Limonense
- Full name: Asociacion Deportiva Limonense
- Nicknames: Asodeli Caribeños
- Founded: July 10, 1961
- Dissolved: 2009 (as Limón F.C.)
- Ground: Estadio Juan Gobán Limón, Costa Rica
- Capacity: 3,000
| Home colours | Away colours |

= Asociación Deportiva Limonense =

Costa Rican football team (1961–2009)

Asociacion Deportiva Limonense also known as ASODELI, was a Costa Rican football team, which played for more than 20 years at the Costa Rican top level, the Primera Division.

It was based in Limón, their home stadium Estadio Juan Gobán and nicknamed "Caribeños" (Caribbeans).

==History==
The football club was founded on 10 July 1961 and made its debut in the Primera División on 19 April 1964.

By 2009, playing on Segunda Division level, the team entered in a financial crisis and the shareholders agreed to lease the team to local businessman Carlos Howden Pascal, renaming the team to Limón F.C.

==Stadium==

The Juan Gobán Stadium in late 2008

The Juan Gobán Stadium is a soccer stadium located in Limón, head of the province of the same name, on the Caribbean coast of Costa Rica.

In February 2010, a synthetic turf measuring 91 meters long by 72 meters wide was installed. The following reforms included the construction of boxes, press areas, complete remodeling of the dressing rooms and installation of artificial lighting.
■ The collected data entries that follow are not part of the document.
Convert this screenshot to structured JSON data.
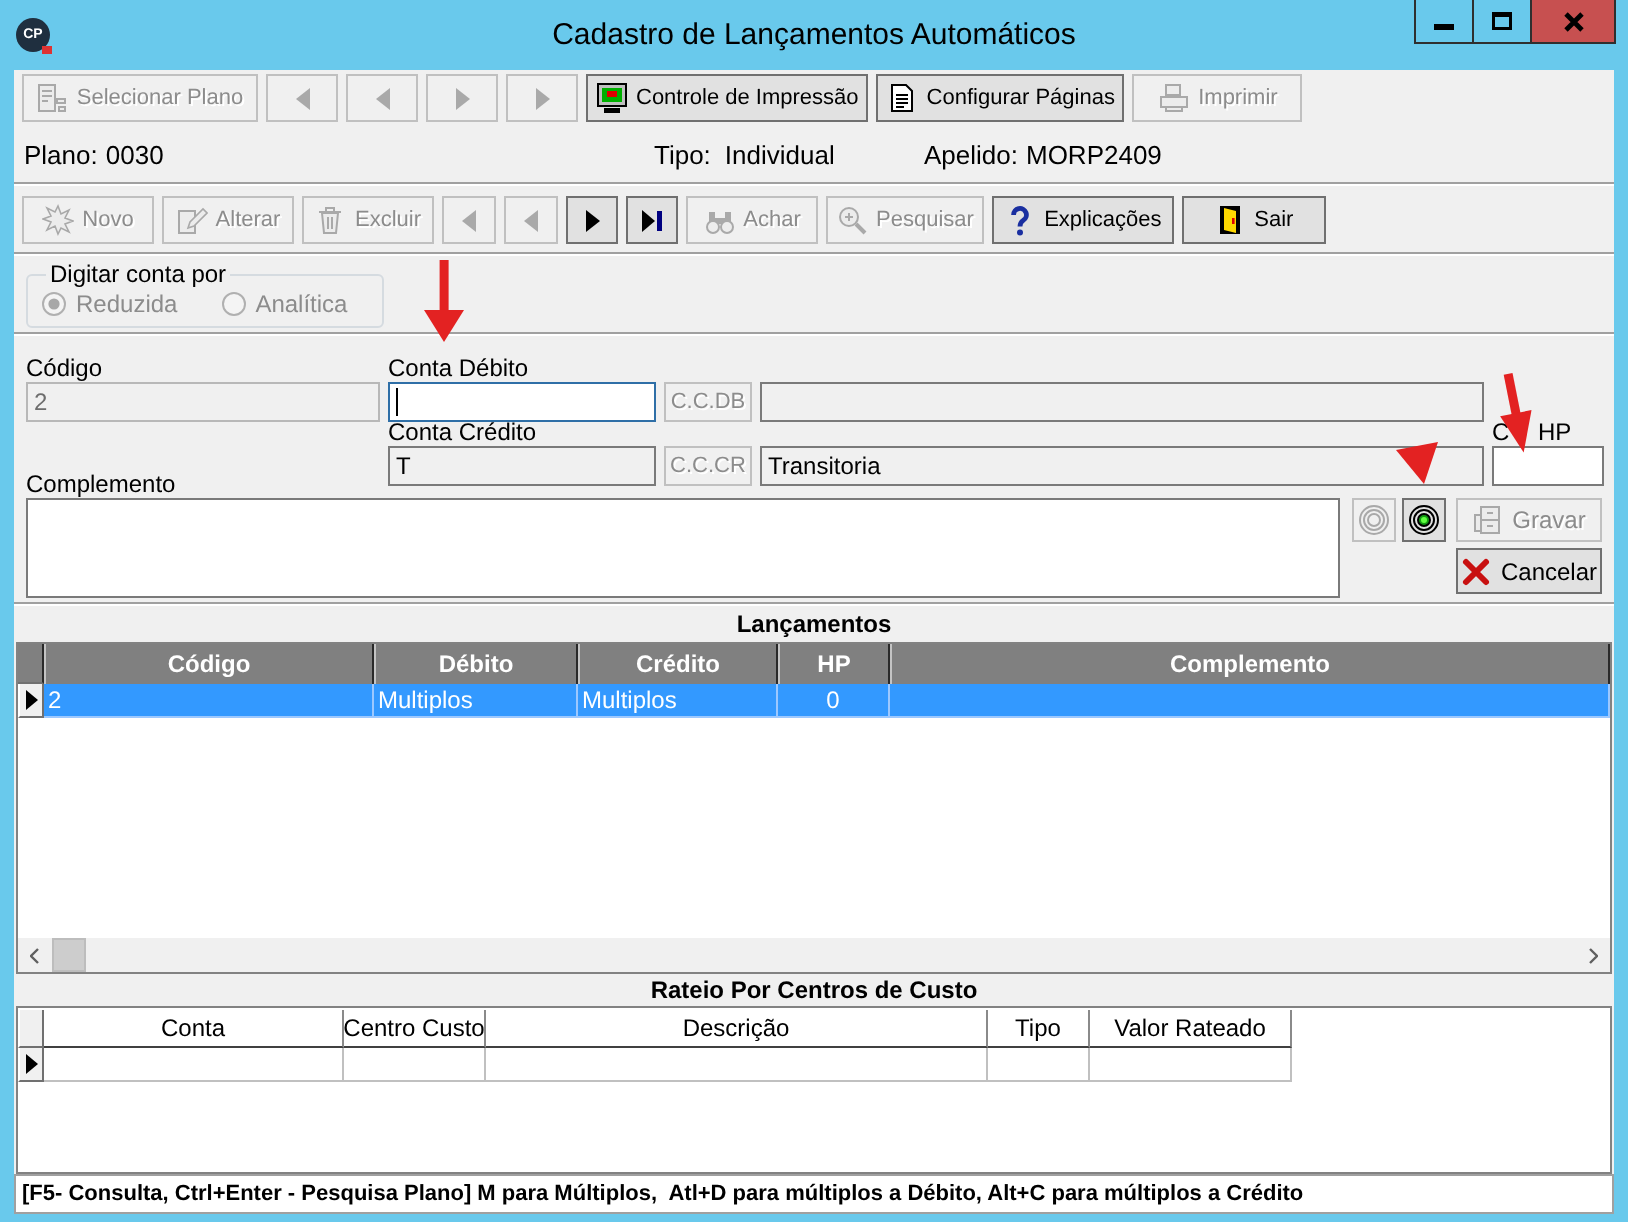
{
  "window": {
    "icon_text": "CP",
    "title": "Cadastro de Lançamentos Automáticos",
    "controls": [
      {
        "kind": "minimize"
      },
      {
        "kind": "maximize"
      },
      {
        "kind": "close"
      }
    ]
  },
  "top_toolbar": [
    {
      "kind": "select-plan",
      "label": "Selecionar Plano",
      "disabled": true
    },
    {
      "kind": "nav-left",
      "disabled": true
    },
    {
      "kind": "nav-left",
      "disabled": true
    },
    {
      "kind": "nav-right",
      "disabled": true
    },
    {
      "kind": "nav-right",
      "disabled": true
    },
    {
      "kind": "print-control",
      "label": "Controle de Impressão",
      "disabled": false
    },
    {
      "kind": "page-setup",
      "label": "Configurar Páginas",
      "disabled": false
    },
    {
      "kind": "print",
      "label": "Imprimir",
      "disabled": true
    }
  ],
  "info": [
    {
      "label": "Plano:",
      "value": "0030"
    },
    {
      "label": "Tipo:",
      "value": "Individual"
    },
    {
      "label": "Apelido:",
      "value": "MORP2409"
    }
  ],
  "record_toolbar": [
    {
      "kind": "new",
      "label": "Novo",
      "disabled": true
    },
    {
      "kind": "edit",
      "label": "Alterar",
      "disabled": true
    },
    {
      "kind": "delete",
      "label": "Excluir",
      "disabled": true
    },
    {
      "kind": "nav-left",
      "disabled": true
    },
    {
      "kind": "nav-left",
      "disabled": true
    },
    {
      "kind": "nav-right",
      "disabled": false
    },
    {
      "kind": "nav-last",
      "disabled": false
    },
    {
      "kind": "find",
      "label": "Achar",
      "disabled": true
    },
    {
      "kind": "search",
      "label": "Pesquisar",
      "disabled": true
    },
    {
      "kind": "help",
      "label": "Explicações",
      "disabled": false
    },
    {
      "kind": "exit",
      "label": "Sair",
      "disabled": false
    }
  ],
  "entry_mode": {
    "title": "Digitar conta por",
    "options": [
      {
        "label": "Reduzida",
        "selected": true,
        "disabled": true
      },
      {
        "label": "Analítica",
        "selected": false,
        "disabled": true
      }
    ]
  },
  "form": {
    "code": {
      "label": "Código",
      "value": "2",
      "disabled": true,
      "readonly": false
    },
    "debit": {
      "label": "Conta Débito",
      "disabled": false,
      "readonly": false,
      "focused": true,
      "lookup": {
        "label": "C.C.DB",
        "disabled": true
      },
      "description": {
        "disabled": false,
        "readonly": true
      }
    },
    "credit": {
      "label": "Conta Crédito",
      "value": "T",
      "disabled": false,
      "readonly": true,
      "focused": false,
      "lookup": {
        "label": "C.C.CR",
        "disabled": true
      },
      "description": {
        "value": "Transitoria",
        "disabled": false,
        "readonly": true
      }
    },
    "hp": {
      "label": "C HP",
      "disabled": false,
      "readonly": false
    },
    "complement": {
      "label": "Complemento",
      "disabled": false,
      "readonly": false
    },
    "targets": [
      {
        "disabled": true
      },
      {
        "disabled": false
      }
    ],
    "actions": [
      {
        "kind": "save",
        "label": "Gravar",
        "disabled": true
      },
      {
        "kind": "cancel",
        "label": "Cancelar",
        "disabled": false
      }
    ]
  },
  "entries": {
    "title": "Lançamentos",
    "columns": [
      {
        "label": "Código",
        "kind": "text"
      },
      {
        "label": "Débito",
        "kind": "text"
      },
      {
        "label": "Crédito",
        "kind": "text"
      },
      {
        "label": "HP",
        "kind": "number"
      },
      {
        "label": "Complemento",
        "kind": "text"
      }
    ],
    "rows": [
      {
        "cells": [
          "2",
          "Multiplos",
          "Multiplos",
          "0"
        ],
        "selected": true,
        "current": true
      }
    ]
  },
  "cost_split": {
    "title": "Rateio Por Centros de Custo",
    "columns": [
      {
        "label": "Conta"
      },
      {
        "label": "Centro Custo"
      },
      {
        "label": "Descrição"
      },
      {
        "label": "Tipo"
      },
      {
        "label": "Valor Rateado"
      }
    ],
    "rows": [
      {
        "selected": false,
        "current": true
      }
    ]
  },
  "status_bar": {
    "text": "[F5- Consulta, Ctrl+Enter - Pesquisa Plano] M para Múltiplos,  Atl+D para múltiplos a Débito, Alt+C para múltiplos a Crédito"
  }
}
In September 2010, the Juan Gobán stadium was reopened after a series of renovations that involved a year and a half of work, in addition to an investment of close to $1 million, 800 thousand dollars.

Among the novelties is the expansion of the dressing room area from two to four, a weight room, a doping room, laundry, four sodas, two offices, the installation of 20 restrooms and a VIP area for 220 people. In addition to the total replacement of the roof of the shadow grandstand.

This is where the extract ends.